Raymond E. “Rick” Thomas
District 3 Director
Linda Grimes along with her husband, Coleman, and brother-in-law and his wife, own and operate Grimes Farms in LaRue County. Linda and Coleman have two children. Linda was elected by Nolin members to serve as Director of District 5 in June 2009.
District 5 Director
Lawrence Ireland was appointed to the Board in 1987 and elected to the Board by the Nolin members in 1989. Mr. Ireland owns and operates Ireland Heating & Cooling in Radcliff. He and his wife, Mayonia, have four sons, eight grandchildren and ten great-grandchildren.
District 6 Director
Around The Co-op
The following is a column written by Joe Arnold, Vice-President of Strategic Communications with Kentucky Living and Kentucky Electric Cooperatives. It appeared in the November 2023 issue of Kentucky Living.
AT FIRST GLANCE, the October announcement of a $350 million distillery in Elizabethtown is just the latest drumbeat in Kentucky’s sustained bourbon boom.
Yet the vision of industry veterans David Mandell, John Hargrove and Daniel Linde signals the beginning of a new era for Kentucky’s signature product. The founders of Whiskey House of Kentucky promise it will be the country’s most technically advanced producer of custom bourbon and American whiskey.
“It will be the largest, it will be the most innovative, it will be the most sophisticated custom whiskey production facility in the country that focuses only on great brands,” Mandell says. “Whiskey House will reshape the contract whiskey market in the United States.”
A contract distiller produces the spirit for other companies, such as big-name distillers who have maxed out on their own production capacity or bourbon brands with a great recipe but no distillery of their own.
With 21st century demand for bourbon continuing to surge, Whiskey House aims not only to help meet that demand, but also to push the envelope on technology and manufacturing processes, even using artificial intelligence to improve quality and efficiency.
“We are implementing state-of-the-art instrumentation across the entire manufacturing and aging process to collect all the data, analyze it and make real-time decisions and provide that for our customers,” Hargrove says, “arming them with the knowledge and the data they need to make great, impactful decisions.”

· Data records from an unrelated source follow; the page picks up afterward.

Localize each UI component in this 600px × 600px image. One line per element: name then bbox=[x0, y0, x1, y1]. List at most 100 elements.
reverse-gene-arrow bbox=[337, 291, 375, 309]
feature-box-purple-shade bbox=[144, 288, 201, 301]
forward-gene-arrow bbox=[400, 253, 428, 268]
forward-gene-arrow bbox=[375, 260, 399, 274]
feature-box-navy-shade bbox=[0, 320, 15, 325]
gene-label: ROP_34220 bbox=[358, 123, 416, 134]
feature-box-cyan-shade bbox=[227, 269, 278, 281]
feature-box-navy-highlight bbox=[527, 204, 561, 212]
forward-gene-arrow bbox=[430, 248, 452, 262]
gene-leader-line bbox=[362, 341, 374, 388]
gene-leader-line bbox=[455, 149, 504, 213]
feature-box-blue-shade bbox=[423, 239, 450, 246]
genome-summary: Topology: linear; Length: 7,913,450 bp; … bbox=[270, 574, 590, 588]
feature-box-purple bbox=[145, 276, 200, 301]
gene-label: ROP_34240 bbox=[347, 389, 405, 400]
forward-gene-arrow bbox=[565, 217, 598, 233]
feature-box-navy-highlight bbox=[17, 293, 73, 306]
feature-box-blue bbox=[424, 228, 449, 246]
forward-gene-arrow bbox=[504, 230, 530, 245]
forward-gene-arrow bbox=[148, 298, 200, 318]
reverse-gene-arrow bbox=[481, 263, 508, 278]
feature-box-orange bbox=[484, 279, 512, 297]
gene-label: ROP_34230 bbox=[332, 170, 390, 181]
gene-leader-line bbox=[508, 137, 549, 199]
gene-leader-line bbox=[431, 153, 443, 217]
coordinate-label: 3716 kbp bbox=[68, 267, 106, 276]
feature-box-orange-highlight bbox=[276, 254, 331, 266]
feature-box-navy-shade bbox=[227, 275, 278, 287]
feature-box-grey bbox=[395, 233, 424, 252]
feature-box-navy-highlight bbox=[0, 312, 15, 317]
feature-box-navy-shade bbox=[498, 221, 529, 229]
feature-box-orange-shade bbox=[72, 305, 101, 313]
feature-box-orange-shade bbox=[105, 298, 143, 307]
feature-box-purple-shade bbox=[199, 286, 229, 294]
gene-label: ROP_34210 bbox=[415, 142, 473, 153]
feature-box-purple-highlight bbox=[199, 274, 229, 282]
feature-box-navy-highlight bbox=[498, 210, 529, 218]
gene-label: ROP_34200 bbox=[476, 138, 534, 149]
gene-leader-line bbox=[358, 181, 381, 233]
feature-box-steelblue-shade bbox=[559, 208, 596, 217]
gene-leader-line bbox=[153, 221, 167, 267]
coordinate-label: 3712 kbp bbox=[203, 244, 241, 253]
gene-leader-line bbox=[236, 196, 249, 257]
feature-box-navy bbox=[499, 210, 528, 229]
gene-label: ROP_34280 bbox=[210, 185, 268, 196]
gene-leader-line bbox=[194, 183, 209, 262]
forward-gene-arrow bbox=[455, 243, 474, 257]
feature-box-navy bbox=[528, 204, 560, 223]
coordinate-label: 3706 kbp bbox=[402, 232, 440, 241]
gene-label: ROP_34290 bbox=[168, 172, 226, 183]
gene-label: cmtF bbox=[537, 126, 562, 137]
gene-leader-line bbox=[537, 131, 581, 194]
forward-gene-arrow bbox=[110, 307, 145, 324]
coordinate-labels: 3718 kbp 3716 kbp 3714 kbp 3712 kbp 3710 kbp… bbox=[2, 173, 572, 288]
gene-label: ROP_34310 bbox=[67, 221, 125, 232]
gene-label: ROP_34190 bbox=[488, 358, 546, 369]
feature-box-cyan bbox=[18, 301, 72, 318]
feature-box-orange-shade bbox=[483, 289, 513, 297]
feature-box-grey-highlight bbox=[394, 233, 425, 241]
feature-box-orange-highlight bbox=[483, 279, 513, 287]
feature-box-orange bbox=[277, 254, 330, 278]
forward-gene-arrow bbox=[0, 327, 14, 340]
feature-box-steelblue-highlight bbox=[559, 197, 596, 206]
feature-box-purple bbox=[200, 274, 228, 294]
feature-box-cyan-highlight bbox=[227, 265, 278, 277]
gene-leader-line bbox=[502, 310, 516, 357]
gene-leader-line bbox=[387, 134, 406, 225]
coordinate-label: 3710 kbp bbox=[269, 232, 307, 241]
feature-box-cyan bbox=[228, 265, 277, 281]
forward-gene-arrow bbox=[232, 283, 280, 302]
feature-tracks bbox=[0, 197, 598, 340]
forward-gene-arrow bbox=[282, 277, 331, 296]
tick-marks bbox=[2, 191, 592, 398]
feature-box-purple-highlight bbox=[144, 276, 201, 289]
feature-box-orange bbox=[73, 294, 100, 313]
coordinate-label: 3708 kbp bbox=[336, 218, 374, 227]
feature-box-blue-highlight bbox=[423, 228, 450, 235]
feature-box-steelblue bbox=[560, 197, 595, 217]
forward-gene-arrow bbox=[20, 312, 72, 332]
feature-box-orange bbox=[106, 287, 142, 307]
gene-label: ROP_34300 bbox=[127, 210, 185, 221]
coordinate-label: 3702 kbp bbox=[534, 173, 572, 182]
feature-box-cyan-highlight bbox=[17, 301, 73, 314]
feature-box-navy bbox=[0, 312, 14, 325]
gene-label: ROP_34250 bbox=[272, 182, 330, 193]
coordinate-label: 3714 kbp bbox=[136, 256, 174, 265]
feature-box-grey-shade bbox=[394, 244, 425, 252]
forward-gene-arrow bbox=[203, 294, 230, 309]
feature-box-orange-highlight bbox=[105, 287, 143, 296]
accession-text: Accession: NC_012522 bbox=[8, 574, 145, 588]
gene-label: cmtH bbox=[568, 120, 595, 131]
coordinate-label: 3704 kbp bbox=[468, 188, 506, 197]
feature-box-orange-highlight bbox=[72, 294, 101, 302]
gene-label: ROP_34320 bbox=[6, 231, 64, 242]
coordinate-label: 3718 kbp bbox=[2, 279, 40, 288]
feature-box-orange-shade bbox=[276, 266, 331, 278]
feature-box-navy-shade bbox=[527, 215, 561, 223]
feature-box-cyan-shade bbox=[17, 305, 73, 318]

Slated to open in July 2024 at the T.J. Patterson Elizabethtown Hardin County Industrial Park, Whiskey House is served by Nolin RECC.

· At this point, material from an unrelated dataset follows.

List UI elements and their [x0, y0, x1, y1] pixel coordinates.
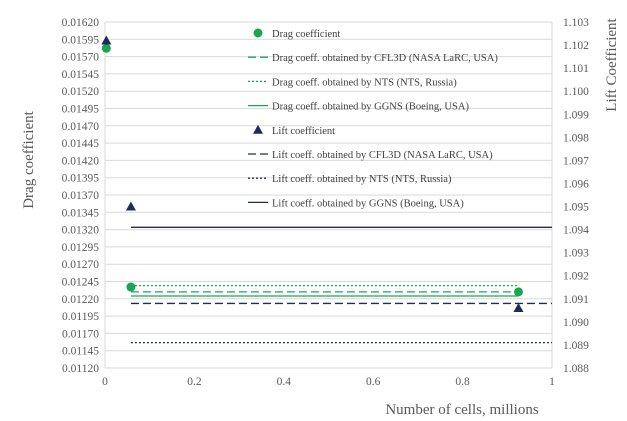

“Nolin RECC really went above and beyond with our partnership with them,” Hargrove says. “We owe a lot to them with this project—not just providing electricity, but keeping on timeline and really working together to help build this thing. We couldn’t be more proud of that partnership.”
In a fraternity of Kentucky distillers where relationships run as deep as the limestone aquifer 120 feet below the Whiskey House property, the distillery’s team is committed to promoting a healthy bourbon industry.
“The data that we are developing, we believe, is going to not only be very useful for us and our customers,” Mandell says, “but it’s also information that over time we’ll be able to share with the industry and the community and begin to improve manufacturing processes across the board.”
While Whiskey House is closed to the public to focus on production, it does plan on having a tasting room in Elizabethtown and another elsewhere in the state to showcase its customers’ products.